As a future practitioner, I have an important role to play in improving or eliminating environmental barriers to health to promote good rural and urban health. Commitment to social justice entails one of such roles. This role implies an indisputable shared responsibility of fostering common good to all (Duhl & Sanchez, 1999). Through its tenets and realities of unequal initial positions, I have the obligation of seeking impartiality while noting that not all people are born equal. For example, if I do not prefer living in a polluted environment and/or near landfills, I have a responsibility to ensure that I do not generate wastes that would find their way near other people’s dwellings. If a waste generation is impossible to stop, I have to ensure that I generate minimal wastes, which I should then look for strategies of handling them in a manner that they do not find their way to landfills or do not pollute both my immediate environment and that of the neighbors. Recycling domestic wastes internally and the use of environment-friendly materials are some of such ways.
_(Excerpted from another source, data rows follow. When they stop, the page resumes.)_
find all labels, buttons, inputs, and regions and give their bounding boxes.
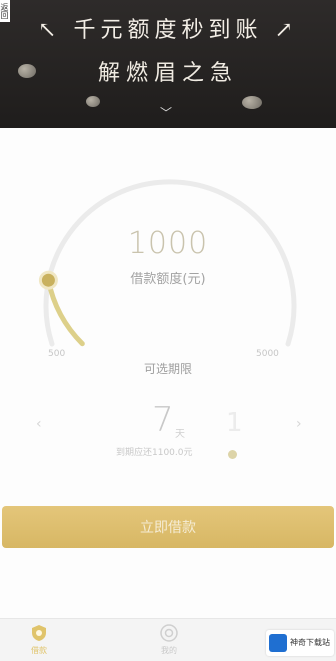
tab-mine[interactable]: 我的 (134, 623, 204, 656)
loan-amount-label: 借款额度(元) (130, 272, 206, 287)
tab-loan-label: 借款 (31, 646, 47, 655)
gold-nugget-icon (86, 96, 100, 107)
gold-nugget-icon (18, 64, 36, 78)
info-icon[interactable] (228, 450, 237, 459)
loan-panel: 1000 借款额度(元) 500 5000 可选期限 ‹ 7 天 1 › 到期应… (0, 128, 336, 618)
banner-headline: ↖ 千元额度秒到账 ↗ (38, 18, 298, 43)
range-max-label: 5000 (256, 349, 279, 359)
gauge-track (43, 179, 297, 347)
loan-amount: 1000 (127, 226, 209, 261)
right-bracket-icon: ↗ (262, 18, 298, 43)
repayment-info: 到期应还1100.0元 (116, 448, 193, 458)
range-min-label: 500 (48, 349, 66, 359)
chevron-down-icon: ﹀ (160, 106, 173, 120)
banner-subline: 解燃眉之急 (97, 61, 238, 86)
promo-banner: 返回 ↖ 千元额度秒到账 ↗ 解燃眉之急 ﹀ (0, 0, 336, 128)
gauge-fill (45, 277, 85, 347)
shield-icon (32, 625, 46, 641)
term-prev-arrow-icon[interactable]: ‹ (36, 416, 42, 432)
tab-loan[interactable]: 借款 (4, 623, 74, 656)
site-logo-icon (269, 634, 287, 652)
watermark-text: 神奇下载站 (290, 638, 330, 647)
gold-nugget-icon (242, 96, 262, 109)
term-next-option[interactable]: 1 (226, 408, 248, 438)
site-watermark: 神奇下载站 (266, 630, 334, 656)
term-unit: 天 (175, 429, 185, 440)
left-bracket-icon: ↖ (38, 18, 74, 43)
term-title: 可选期限 (143, 362, 192, 376)
apply-button[interactable]: 立即借款 (2, 506, 334, 548)
tab-mine-label: 我的 (161, 646, 177, 655)
term-value[interactable]: 7 (152, 400, 174, 440)
user-circle-icon (160, 624, 178, 642)
term-next-arrow-icon[interactable]: › (296, 416, 302, 432)
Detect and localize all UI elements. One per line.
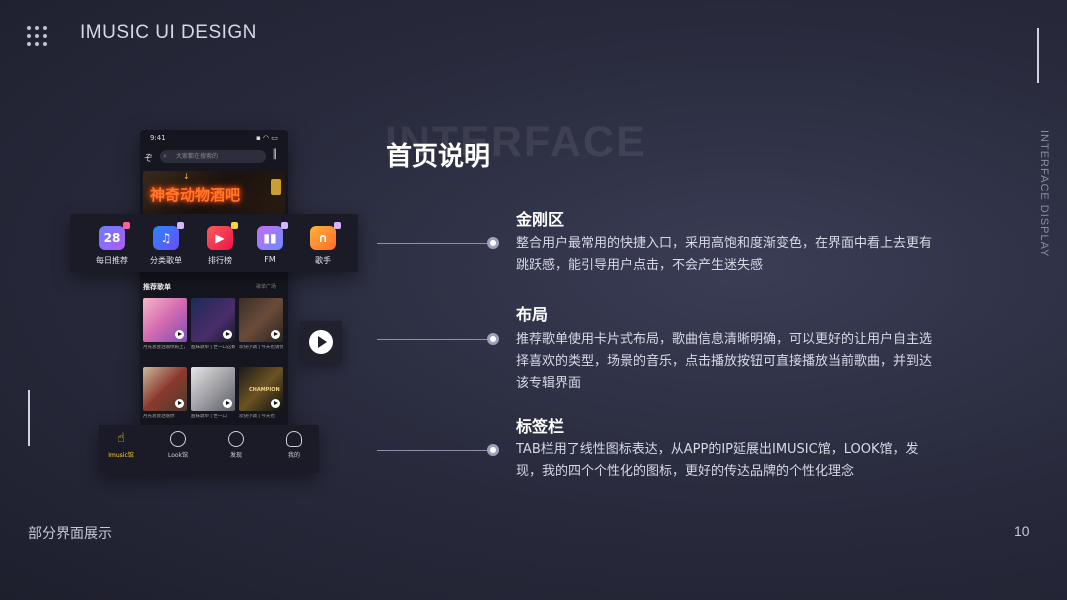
- quick-entry-label: 分类歌单: [150, 256, 182, 265]
- playlist-card[interactable]: 甜妹歌单 | 世一口这颗夏天的气泡…: [191, 298, 235, 351]
- playlist-card[interactable]: 月光总会洒落你: [143, 367, 187, 420]
- quick-entry-playlist[interactable]: ♫ 分类歌单: [143, 222, 189, 266]
- search-input[interactable]: 大家都在搜索的: [160, 150, 266, 163]
- card-title: 甜妹歌单 | 世一口这颗夏天的气泡…: [191, 345, 235, 350]
- connector-line: [377, 450, 487, 451]
- decor-line-left: [28, 390, 30, 446]
- section-desc-layout: 推荐歌单使用卡片式布局，歌曲信息清晰明确，可以更好的让用户自主选择喜欢的类型，场…: [516, 332, 933, 391]
- playlist-card[interactable]: CHAMPION 欢快小调 | 今天也: [239, 367, 283, 420]
- calendar-icon: 28: [99, 222, 130, 250]
- cover-image: [191, 298, 235, 342]
- banner[interactable]: ↓ 神奇动物酒吧: [143, 171, 285, 215]
- card-title: 甜妹歌单 | 世一口: [191, 414, 227, 419]
- app-logo-icon: ぞ: [144, 154, 154, 164]
- playlist-card[interactable]: 月光总会洒落你肩上，今晚合唱…: [143, 298, 187, 351]
- card-title: 月光总会洒落你: [143, 414, 175, 419]
- badge: [123, 222, 130, 229]
- phone-mockup: 9:41 ▪ ◠ ▭ ぞ 大家都在搜索的 ⌕ ║ ↓ 神奇动物酒吧 推荐歌单 歌…: [140, 130, 288, 430]
- playlist-card[interactable]: 欢快小调 | 今天也请你务必要开心…: [239, 298, 283, 351]
- page-title: 首页说明: [386, 142, 491, 172]
- arrow-down-icon: ↓: [183, 172, 190, 181]
- card-title: 欢快小调 | 今天也: [239, 414, 275, 419]
- video-icon: ▶: [207, 222, 238, 250]
- tab-label: 我的: [287, 452, 300, 459]
- play-icon[interactable]: [223, 330, 232, 339]
- play-button[interactable]: [300, 321, 342, 363]
- connector-dot: [487, 333, 499, 345]
- cover-image: CHAMPION: [239, 367, 283, 411]
- hand-icon: ☝: [117, 431, 125, 446]
- cover-overlay-text: CHAMPION: [249, 387, 280, 393]
- play-icon[interactable]: [175, 399, 184, 408]
- banner-decor: [271, 179, 281, 195]
- quick-entry-fm[interactable]: ▮▮ FM: [247, 222, 293, 264]
- play-icon[interactable]: [175, 330, 184, 339]
- tab-label: 发现: [229, 452, 242, 459]
- quick-entry-ranking[interactable]: ▶ 排行榜: [197, 222, 243, 266]
- side-vertical-label: INTERFACE DISPLAY: [1038, 130, 1050, 258]
- banner-title: 神奇动物酒吧: [150, 186, 241, 204]
- tab-label: Look馆: [167, 452, 189, 459]
- status-icons: ▪ ◠ ▭: [256, 134, 278, 142]
- quick-entry-label: 歌手: [315, 256, 331, 265]
- menu-grid-icon[interactable]: [27, 26, 47, 46]
- section-title: 推荐歌单: [143, 283, 171, 291]
- quick-entry-label: FM: [264, 255, 276, 264]
- section-desc-tabbar: TAB栏用了线性图标表达，从APP的IP延展出IMUSIC馆，LOOK馆，发现，…: [516, 442, 919, 479]
- search-icon: ⌕: [163, 152, 167, 160]
- page-number: 10: [1014, 523, 1030, 539]
- cover-image: [191, 367, 235, 411]
- section-title-layout: 布局: [516, 305, 549, 324]
- decor-line-right: [1037, 28, 1039, 83]
- connector-line: [377, 339, 487, 340]
- play-icon: [309, 330, 333, 354]
- tab-look[interactable]: Look馆: [158, 431, 198, 459]
- card-title: 月光总会洒落你肩上，今晚合唱…: [143, 345, 187, 350]
- footer-label: 部分界面展示: [28, 526, 112, 542]
- quick-entry-singer[interactable]: ∩ 歌手: [300, 222, 346, 266]
- headphones-icon: [286, 431, 302, 447]
- connector-line: [377, 243, 487, 244]
- tab-imusic[interactable]: ☝ Imusic馆: [101, 431, 141, 459]
- tab-label: Imusic馆: [108, 452, 134, 459]
- connector-dot: [487, 444, 499, 456]
- playlist-icon: ♫: [153, 222, 184, 250]
- quick-entry-bar: 28 每日推荐 ♫ 分类歌单 ▶ 排行榜 ▮▮ FM ∩ 歌手: [70, 214, 358, 272]
- cover-image: [143, 367, 187, 411]
- card-title: 欢快小调 | 今天也请你务必要开心…: [239, 345, 283, 350]
- cover-image: [239, 298, 283, 342]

Education on ecological factors that contribute to poor environmental health is of immense importance since it fosters change and/or establishes potential ways of overcoming or preventing the escalation of threats. Indeed, such education constitutes a second important personal contribution to easing the problem of environmental barriers to health. For example, in the last 50 years, various human activities, including the burning of fossil fuels, have led to the release of a significant amount of carbon dioxide coupled with other GHGs (World Health Organization, 2016). This emission has had direct implications of increased trapping of extra heat within the lower atmosphere. Such heat has influenced the global climate. If people had adequate knowledge of the implication of these activities, environmental health challenges associated with them could be milder and/or not have been experienced today. Since the damage has already been done, looking forward, educating people on the mechanisms for reducing GHG emissions, environment-friendly ways of transport, proper energy coupled with food use, and air pollution cutbacks are critical in improving environmental health.

Summary and Conclusion

The state of the environment in which people live may serve the function of fostering positive or negative health outcomes. This claim holds after considering the environmental effects that arise from global warming and consequently climatic change. In summary, the paper has emphasized the need to eliminate or address proactively hazards and any factors that contribute to the destruction of the environment since this situation is counterproductive to ecological health.

References

Bogner, J., & Matthews, E. (2013). Global methane emissions from landfills: New methodology and annual estimates 1980-1996. Global Biogeochemical Cycles, 17(11), 34-48.

Duhl, L., & Sanchez, A. (1999). Healthy cities and the city planning process. London: World Health Organization Regional Office for Europe.

World Health Organization Europe. (2016). Urban health. Web.

World Health Organization. (2016). Climatic change and health. Web.